Delegates at the TUC Congress, starting in Brighton on September 10, will also take up the assault on PFI. A list of motions on the issue has been put on the agenda, principally by the public service unions Unison and the GMB.

Labour's conference, at the end of the same month, also looks likely to provide a focus for opponents of PFI.

Although they claim they are not 'anti-PFI', the LibDems feel the government is vulnerable to attacks on policy in this area. This week they published research showing a number of contracts have been broken by businesses unable to meet work deadlines.

Nearly all of the PFI trunk road schemes in England, claim the LibDems, have been subject to penalties for contractors unable to carry out work on time.

The party is now calling for stiffer penalties to be put into place.
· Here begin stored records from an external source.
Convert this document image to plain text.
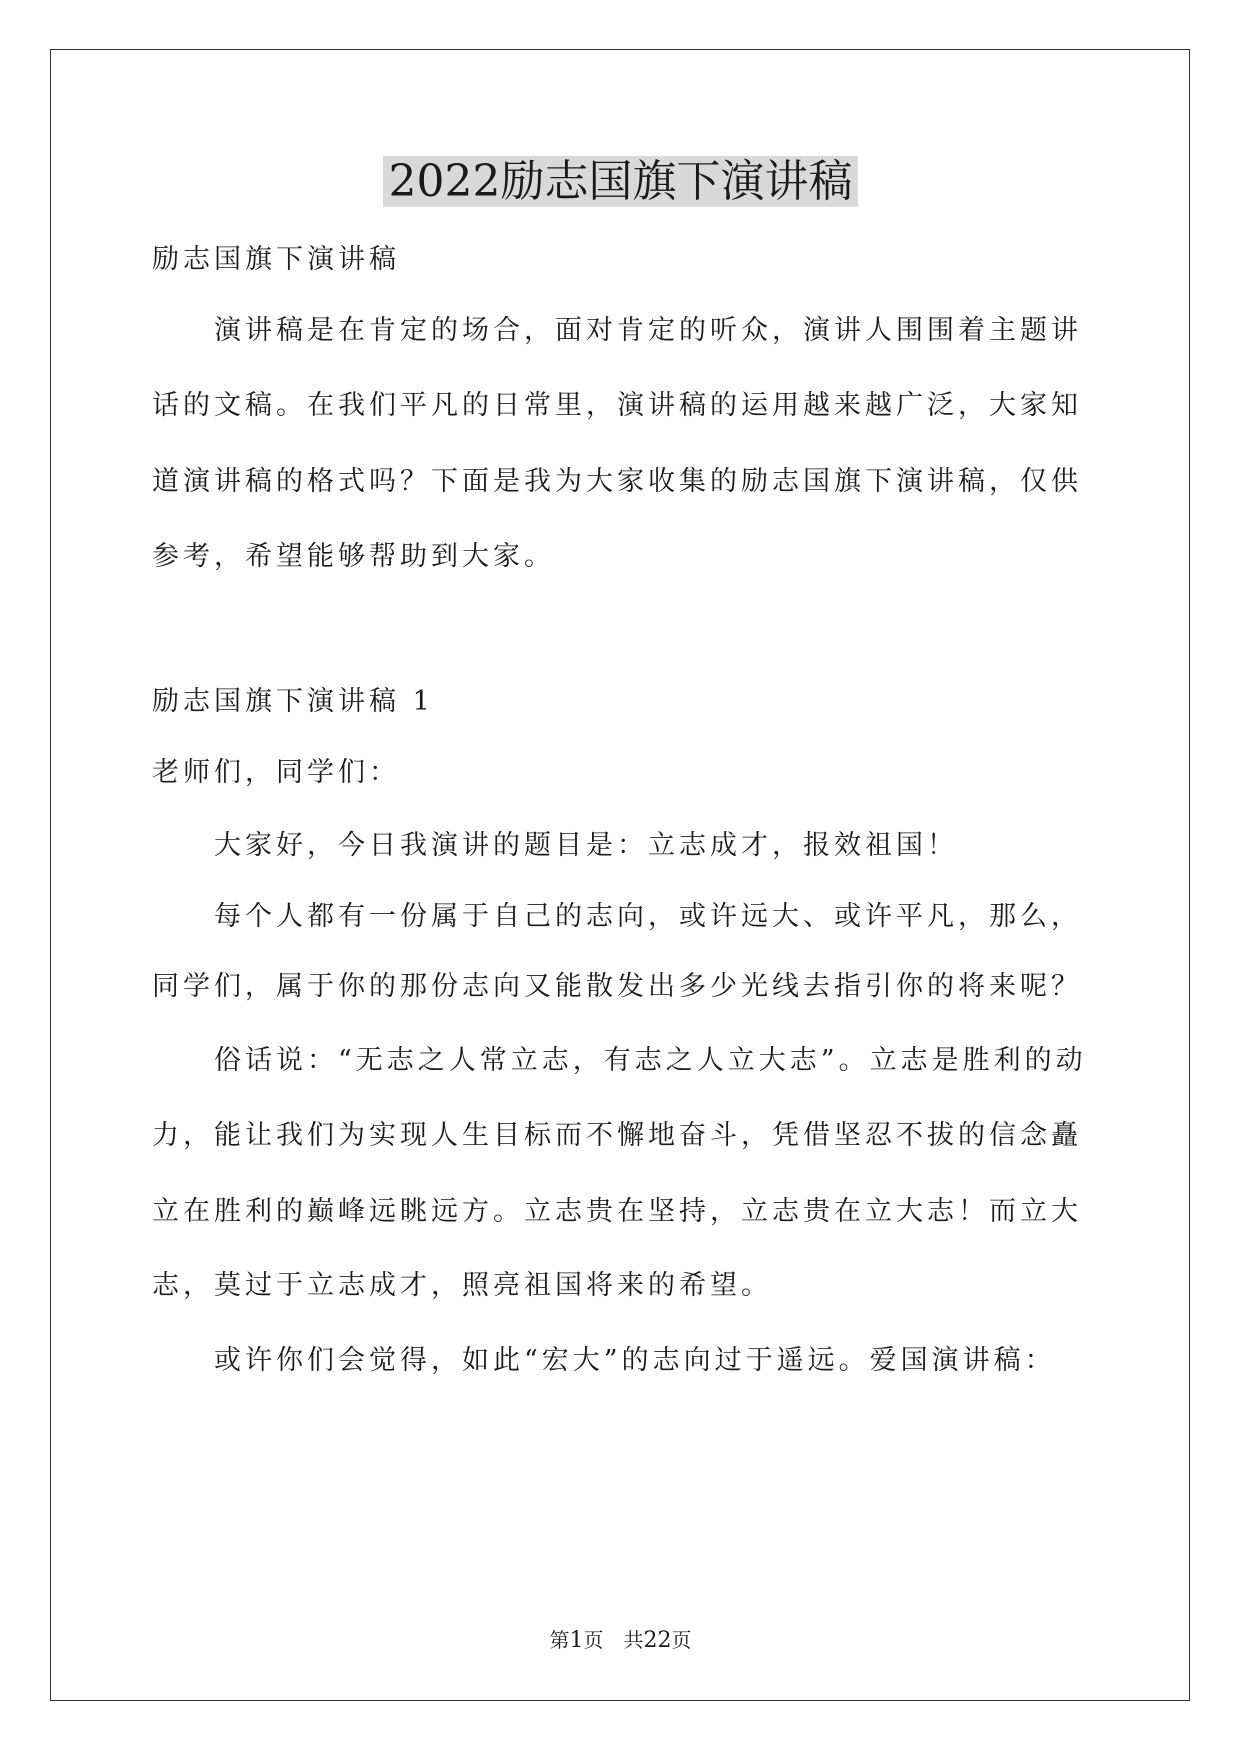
2022励志国旗下演讲稿
励志国旗下演讲稿
演讲稿是在肯定的场合，面对肯定的听众，演讲人围围着主题讲
话的文稿。在我们平凡的日常里，演讲稿的运用越来越广泛，大家知
道演讲稿的格式吗？下面是我为大家收集的励志国旗下演讲稿，仅供
参考，希望能够帮助到大家。
励志国旗下演讲稿 1
老师们，同学们：
大家好，今日我演讲的题目是：立志成才，报效祖国！
每个人都有一份属于自己的志向，或许远大、或许平凡，那么，
同学们，属于你的那份志向又能散发出多少光线去指引你的将来呢？
俗话说：“无志之人常立志，有志之人立大志”。立志是胜利的动
力，能让我们为实现人生目标而不懈地奋斗，凭借坚忍不拔的信念矗
立在胜利的巅峰远眺远方。立志贵在坚持，立志贵在立大志！而立大
志，莫过于立志成才，照亮祖国将来的希望。
或许你们会觉得，如此“宏大”的志向过于遥远。爱国演讲稿：
第1页　共22页
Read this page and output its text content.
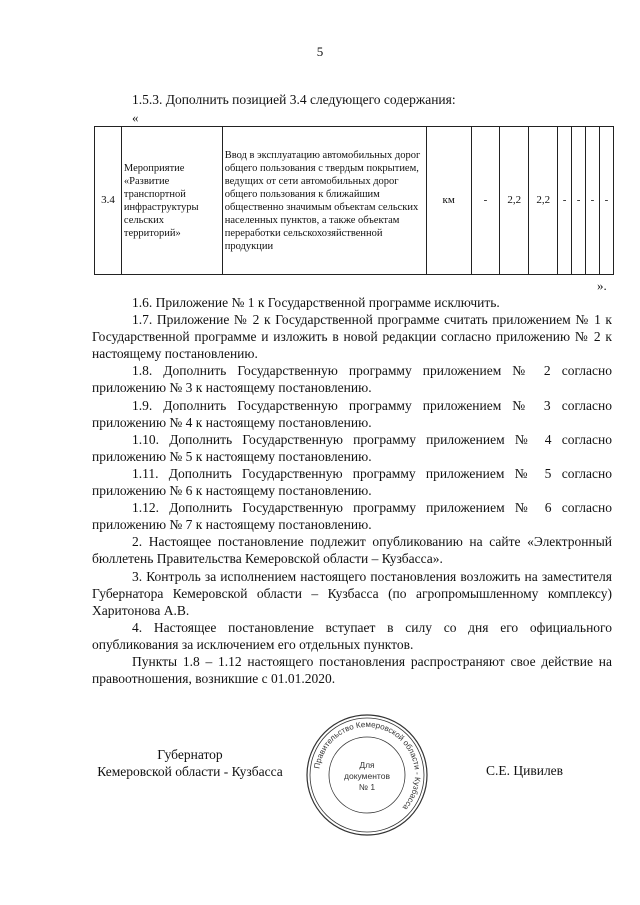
5
1.5.3. Дополнить позицией 3.4 следующего содержания:
«
3.4	Мероприятие «Развитие транспортной инфраструктуры сельских территорий»	Ввод в эксплуатацию автомобильных дорог общего пользования с твердым покрытием, ведущих от сети автомобильных дорог общего пользования к ближайшим общественно значимым объектам сельских населенных пунктов, а также объектам переработки сельскохозяйственной продукции	км	-	2,2	2,2	-	-	-	-
».

1.6. Приложение № 1 к Государственной программе исключить.

1.7. Приложение № 2 к Государственной программе считать приложением № 1 к Государственной программе и изложить в новой редакции согласно приложению № 2 к настоящему постановлению.

1.8. Дополнить Государственную программу приложением № 2 согласно приложению № 3 к настоящему постановлению.

1.9. Дополнить Государственную программу приложением № 3 согласно приложению № 4 к настоящему постановлению.

1.10. Дополнить Государственную программу приложением № 4 согласно приложению № 5 к настоящему постановлению.

1.11. Дополнить Государственную программу приложением № 5 согласно приложению № 6 к настоящему постановлению.

1.12. Дополнить Государственную программу приложением № 6 согласно приложению № 7 к настоящему постановлению.

2. Настоящее постановление подлежит опубликованию на сайте «Электронный бюллетень Правительства Кемеровской области – Кузбасса».

3. Контроль за исполнением настоящего постановления возложить на заместителя Губернатора Кемеровской области – Кузбасса (по агропромышленному комплексу) Харитонова А.В.

4. Настоящее постановление вступает в силу со дня его официального опубликования за исключением его отдельных пунктов.

Пункты 1.8 – 1.12 настоящего постановления распространяют свое действие на правоотношения, возникшие с 01.01.2020.

Губернатор
Кемеровской области - Кузбасса	Правительство Кемеровской области - Кузбасса
Для
документов
№ 1
С.Е. Цивилев
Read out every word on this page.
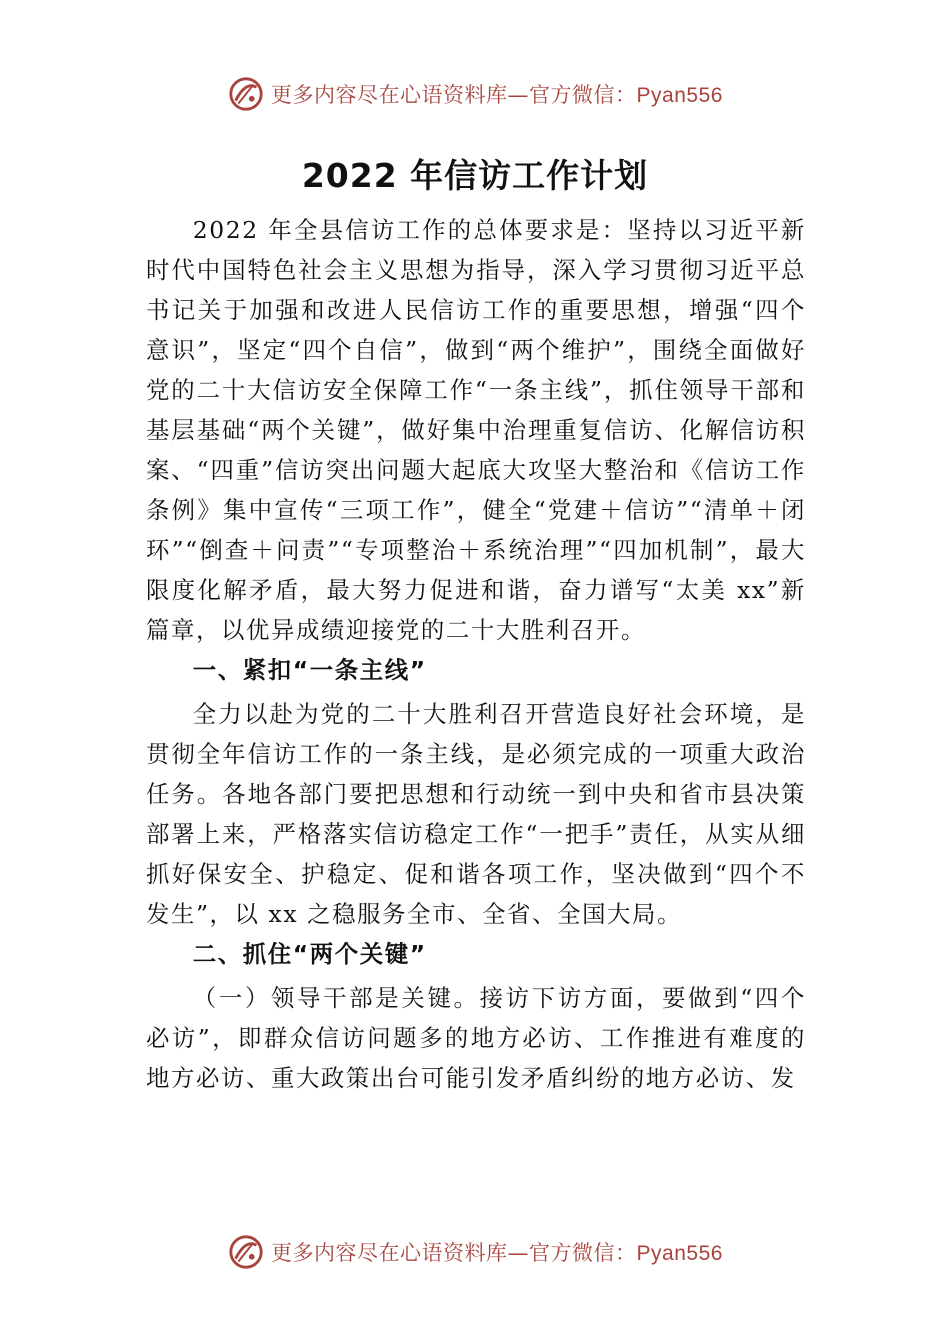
更多内容尽在心语资料库—官方微信：Pyan556
2022 年信访工作计划

2022 年全县信访工作的总体要求是：坚持以习近平新时代中国特色社会主义思想为指导，深入学习贯彻习近平总书记关于加强和改进人民信访工作的重要思想，增强“四个意识”，坚定“四个自信”，做到“两个维护”，围绕全面做好党的二十大信访安全保障工作“一条主线”，抓住领导干部和基层基础“两个关键”，做好集中治理重复信访、化解信访积案、“四重”信访突出问题大起底大攻坚大整治和《信访工作条例》集中宣传“三项工作”，健全“党建＋信访”“清单＋闭环”“倒查＋问责”“专项整治＋系统治理”“四加机制”，最大限度化解矛盾，最大努力促进和谐，奋力谱写“太美 xx”新篇章，以优异成绩迎接党的二十大胜利召开。

一、紧扣“一条主线”

全力以赴为党的二十大胜利召开营造良好社会环境，是贯彻全年信访工作的一条主线，是必须完成的一项重大政治任务。各地各部门要把思想和行动统一到中央和省市县决策部署上来，严格落实信访稳定工作“一把手”责任，从实从细抓好保安全、护稳定、促和谐各项工作，坚决做到“四个不发生”，以 xx 之稳服务全市、全省、全国大局。

二、抓住“两个关键”

（一）领导干部是关键。接访下访方面，要做到“四个必访”，即群众信访问题多的地方必访、工作推进有难度的地方必访、重大政策出台可能引发矛盾纠纷的地方必访、发

更多内容尽在心语资料库—官方微信：Pyan556
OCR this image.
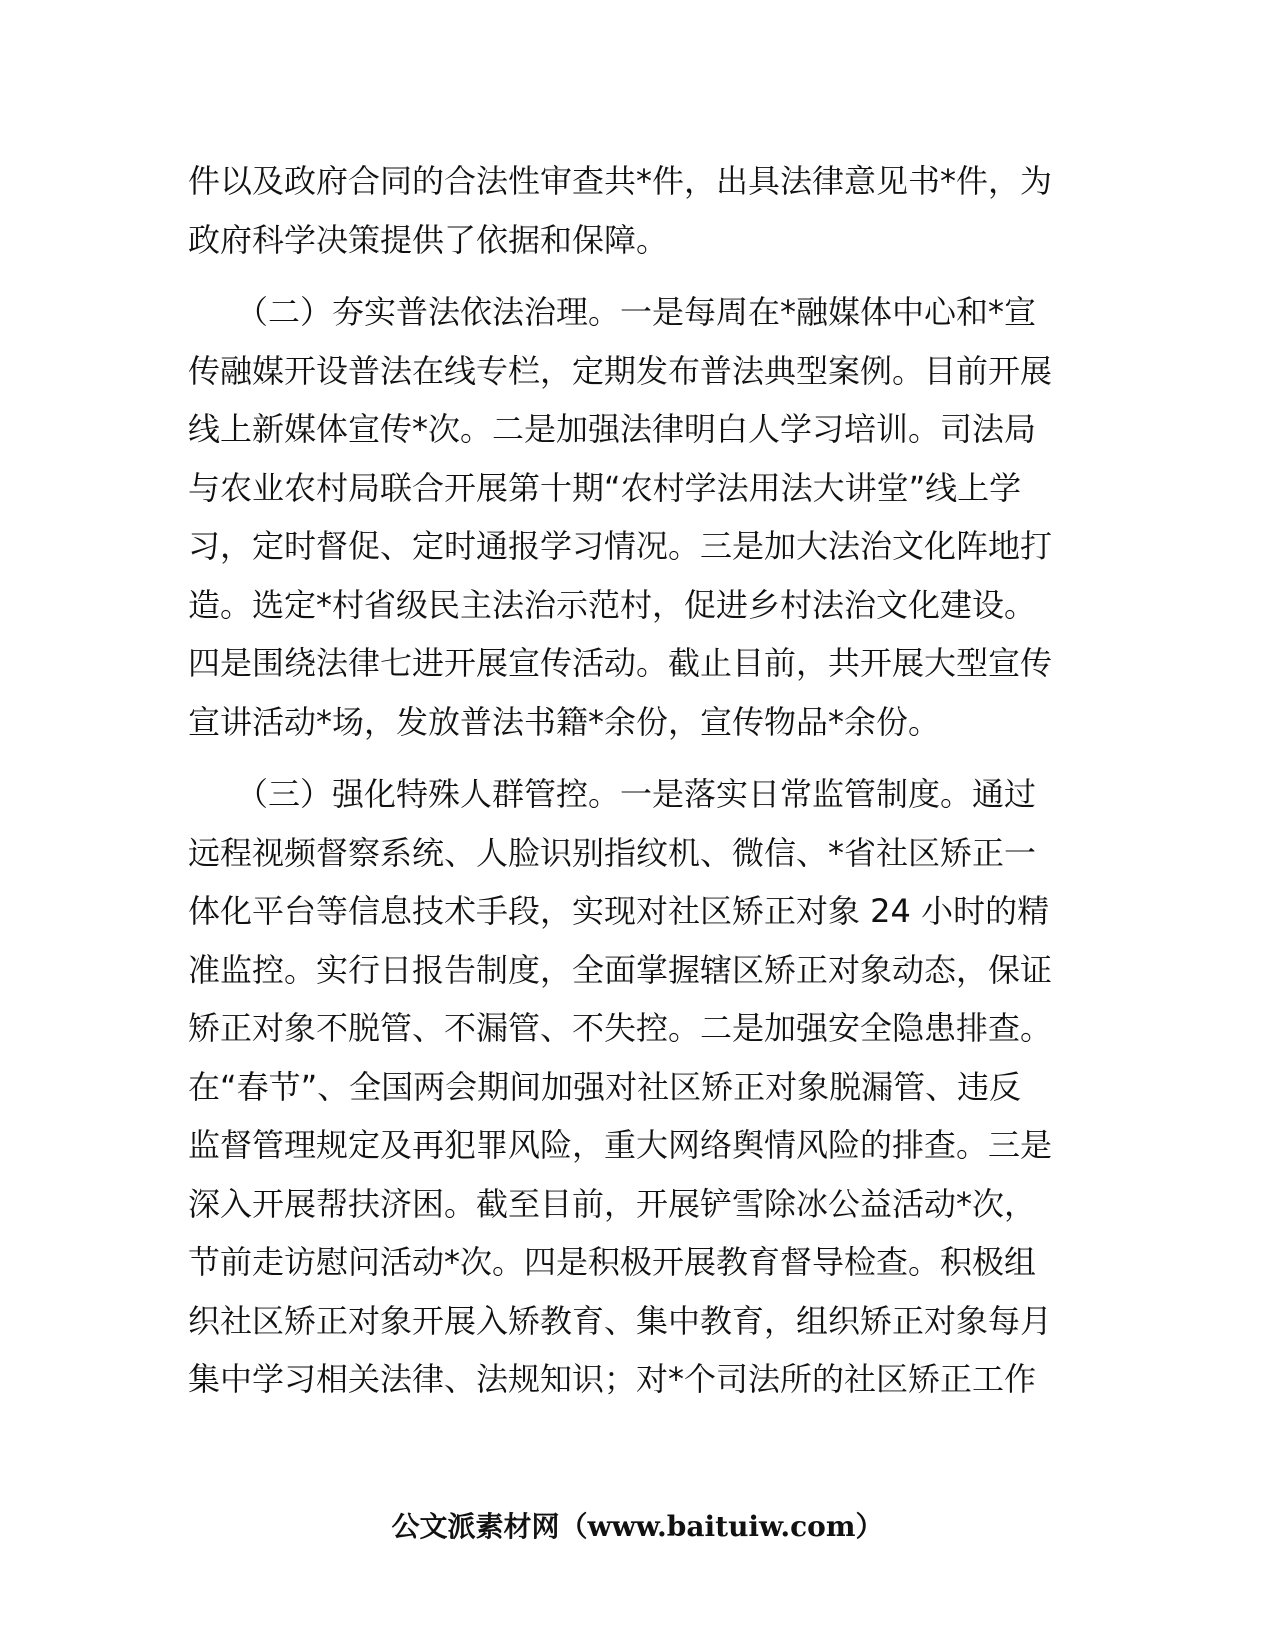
件以及政府合同的合法性审查共*件，出具法律意见书*件，为
政府科学决策提供了依据和保障。
　　（二）夯实普法依法治理。一是每周在*融媒体中心和*宣
传融媒开设普法在线专栏，定期发布普法典型案例。目前开展
线上新媒体宣传*次。二是加强法律明白人学习培训。司法局
与农业农村局联合开展第十期“农村学法用法大讲堂”线上学
习，定时督促、定时通报学习情况。三是加大法治文化阵地打
造。选定*村省级民主法治示范村，促进乡村法治文化建设。
四是围绕法律七进开展宣传活动。截止目前，共开展大型宣传
宣讲活动*场，发放普法书籍*余份，宣传物品*余份。
　　（三）强化特殊人群管控。一是落实日常监管制度。通过
远程视频督察系统、人脸识别指纹机、微信、*省社区矫正一
体化平台等信息技术手段，实现对社区矫正对象 24 小时的精
准监控。实行日报告制度，全面掌握辖区矫正对象动态，保证
矫正对象不脱管、不漏管、不失控。二是加强安全隐患排查。
在“春节”、全国两会期间加强对社区矫正对象脱漏管、违反
监督管理规定及再犯罪风险，重大网络舆情风险的排查。三是
深入开展帮扶济困。截至目前，开展铲雪除冰公益活动*次，
节前走访慰问活动*次。四是积极开展教育督导检查。积极组
织社区矫正对象开展入矫教育、集中教育，组织矫正对象每月
集中学习相关法律、法规知识；对*个司法所的社区矫正工作
公文派素材网（www.baituiw.com）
They also criticised the culture of secrecy in Whitehall that makes it hard to get the true financial picture about PFI.

A series of Parliamentary questions tabled by the party before the summer recess had yielded responses from only eight departments.

'If the government wants to pursue private finance it has to improve the process and it certainly has to be more open and accountable,' said the LibDem Treasury spokesman, Matthew Taylor.

The PPP Forum, which represents contractors involved in private finance projects, criticised the LibDems' research. 'We are actually trying to have a debate about PPP. They are being sensationalist,' said Cathy McGlynn, director of the PPP Forum. She also claimed their figures on penalties 'didn't make sense' and were incomplete.

The government this week announced a further five multimillion pound PFI schemes, including new fire and ambulance stations in Dorset and new police headquarters in Wiltshire.